Le conseil de prud’hommes avait alloué 22 000 euros. Le salarié sollicitait 56 620,08 euros, soit 12 mois de salaire correspondant au plafond du barème. La cour confirme le montant initial en prenant en compte plusieurs critères : les circonstances de la rupture, le montant de la rémunération, l’âge du salarié, sa situation professionnelle après la rupture, son ancienneté et l’effectif de l’entreprise.

Un élément déterminant ressort de la motivation : le salarié « a retrouvé un emploi en septembre 2023 ». Le licenciement ayant été notifié le 31 mai 2023, la période de chômage n’a duré que quelques mois. Cette circonstance atténue nécessairement le préjudice subi du fait de la perte d’emploi.

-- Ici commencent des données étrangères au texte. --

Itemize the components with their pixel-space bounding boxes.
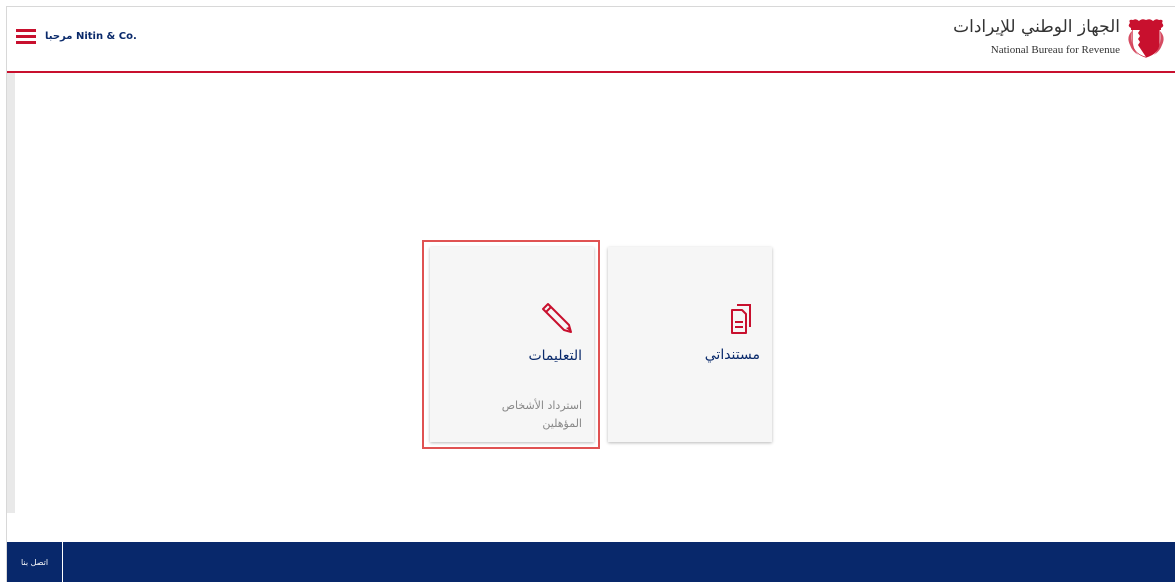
- instructions-title: التعليمات: [528, 348, 582, 364]
- pencil-icon: [542, 303, 572, 333]
- main-content: مستنداتي التعليمات استرداد الأشخاص المؤه…: [7, 73, 1175, 544]
- left-scroll-strip: [7, 73, 15, 513]
- hamburger-menu-icon[interactable]: [16, 29, 36, 45]
- instructions-tile[interactable]: التعليمات استرداد الأشخاص المؤهلين: [430, 247, 594, 442]
- bottom-footer: اتصل بنا: [7, 542, 1175, 582]
- document-icon: [731, 304, 751, 334]
- brand-name-arabic: الجهاز الوطني للإيرادات: [953, 17, 1120, 37]
- contact-us-link[interactable]: اتصل بنا: [7, 542, 63, 582]
- bahrain-emblem-icon: [1128, 19, 1164, 58]
- my-documents-title: مستنداتي: [704, 347, 760, 363]
- my-documents-tile[interactable]: مستنداتي: [608, 247, 772, 442]
- brand-logo[interactable]: الجهاز الوطني للإيرادات National Bureau …: [953, 15, 1170, 65]
- welcome-text: مرحبا Nitin & Co.: [45, 31, 137, 42]
- brand-name-english: National Bureau for Revenue: [990, 44, 1120, 56]
- instructions-subtitle: استرداد الأشخاص المؤهلين: [501, 399, 582, 430]
- app-window: مرحبا Nitin & Co. الجهاز الوطني للإيرادا…: [6, 6, 1175, 582]
- top-header: مرحبا Nitin & Co. الجهاز الوطني للإيرادا…: [7, 7, 1175, 73]
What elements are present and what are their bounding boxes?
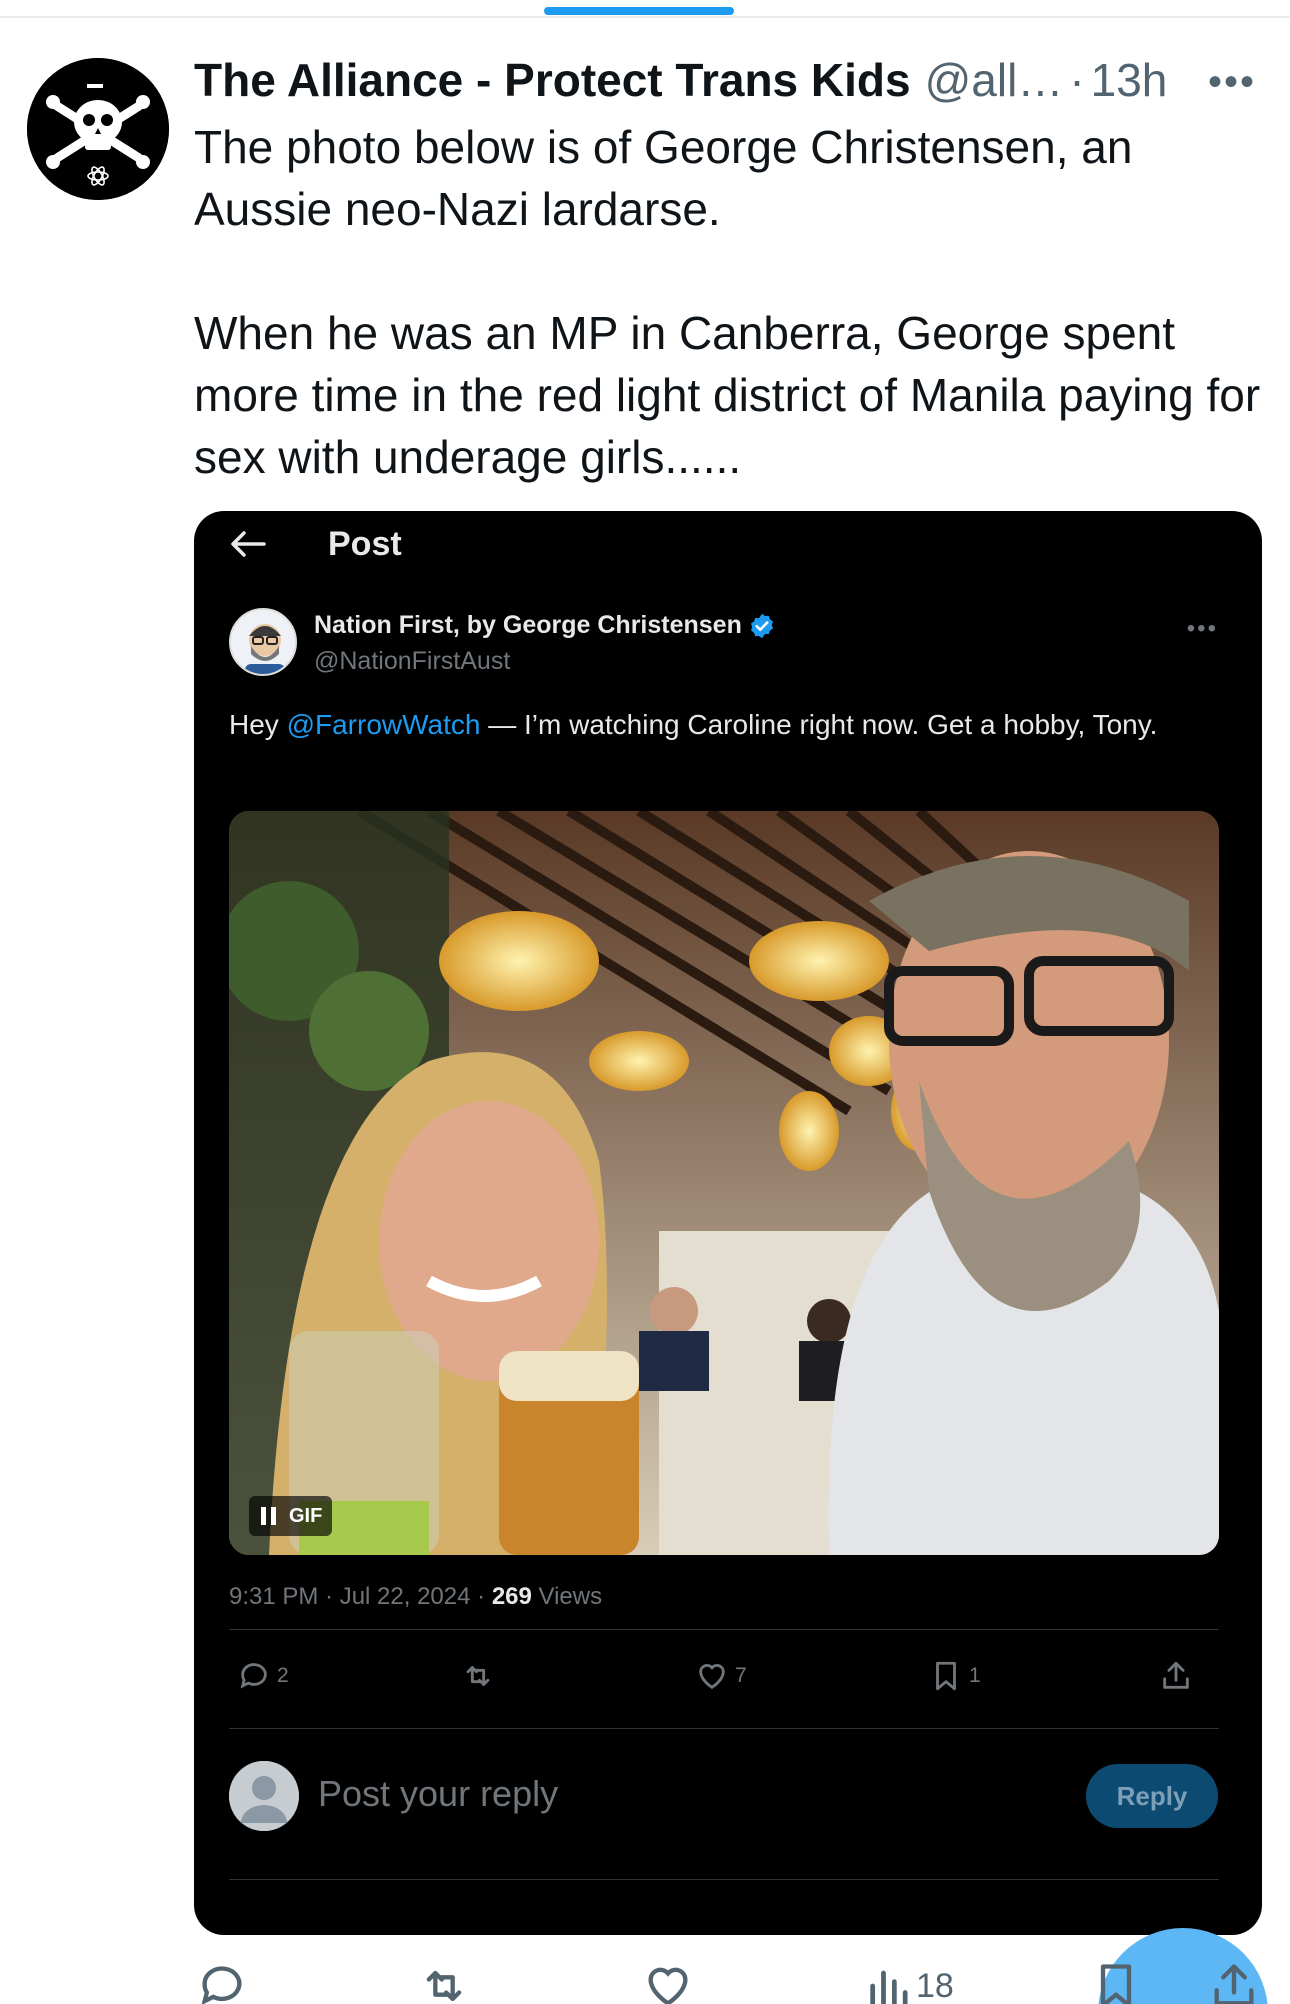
reply-action[interactable] [196,1960,248,2004]
tweet-action-bar: 18 [0,1950,1290,2004]
views-label: Views [531,1583,603,1610]
tweet-paragraph: When he was an MP in Canberra, George sp… [194,307,1261,483]
inner-more-icon: ••• [1186,615,1218,642]
tweet-header: The Alliance - Protect Trans Kids @all… … [194,50,1264,110]
inner-text-suffix: — I’m watching Caroline right now. Get a… [480,709,1158,740]
heart-icon [699,1664,725,1690]
inner-tweet-text: Hey @FarrowWatch — I’m watching Caroline… [229,704,1189,746]
top-divider [0,16,1290,18]
views-count: 269 [491,1583,532,1610]
like-count: 7 [735,1664,747,1687]
like-action[interactable] [642,1960,694,2004]
inner-like-action: 7 [695,1659,747,1693]
bookmark-count: 1 [969,1664,981,1687]
verified-badge-icon [750,613,773,638]
back-arrow-icon [231,531,266,557]
skull-crossbones-icon [27,58,169,200]
divider [229,1629,1219,1630]
embed-header: Post [194,511,1262,575]
bookmark-icon [936,1661,956,1691]
repost-icon [466,1666,490,1686]
reply-input-placeholder: Post your reply [318,1773,559,1814]
views-count: 18 [916,1966,954,2004]
inner-text-prefix: Hey [229,709,287,740]
more-options-button[interactable]: ••• [1208,60,1256,105]
author-avatar[interactable] [27,58,169,200]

La solution illustre l’application du principe de réparation intégrale dans le cadre contraint du barème légal. Si le salarié a droit à une indemnisation, celle-ci doit correspondre au préjudice effectivement subi. Un retour rapide à l’emploi justifie une indemnisation située dans la partie basse de la fourchette légale. La cour exerce ainsi pleinement son pouvoir d’appréciation souveraine du préjudice.

Cette approche rejoint les décisions rendues par la Cour de cassation validant la conventionnalité du barème tout en laissant aux juges du fond une marge d’appréciation au sein des bornes fixées par le législateur.

B. Le refus d’indemnisation autonome du préjudice moral

Le salarié réclamait 10 000 euros au titre d’un préjudice moral distinct, fondé sur le caractère prétendument vexatoire du licenciement. La cour rejette cette demande.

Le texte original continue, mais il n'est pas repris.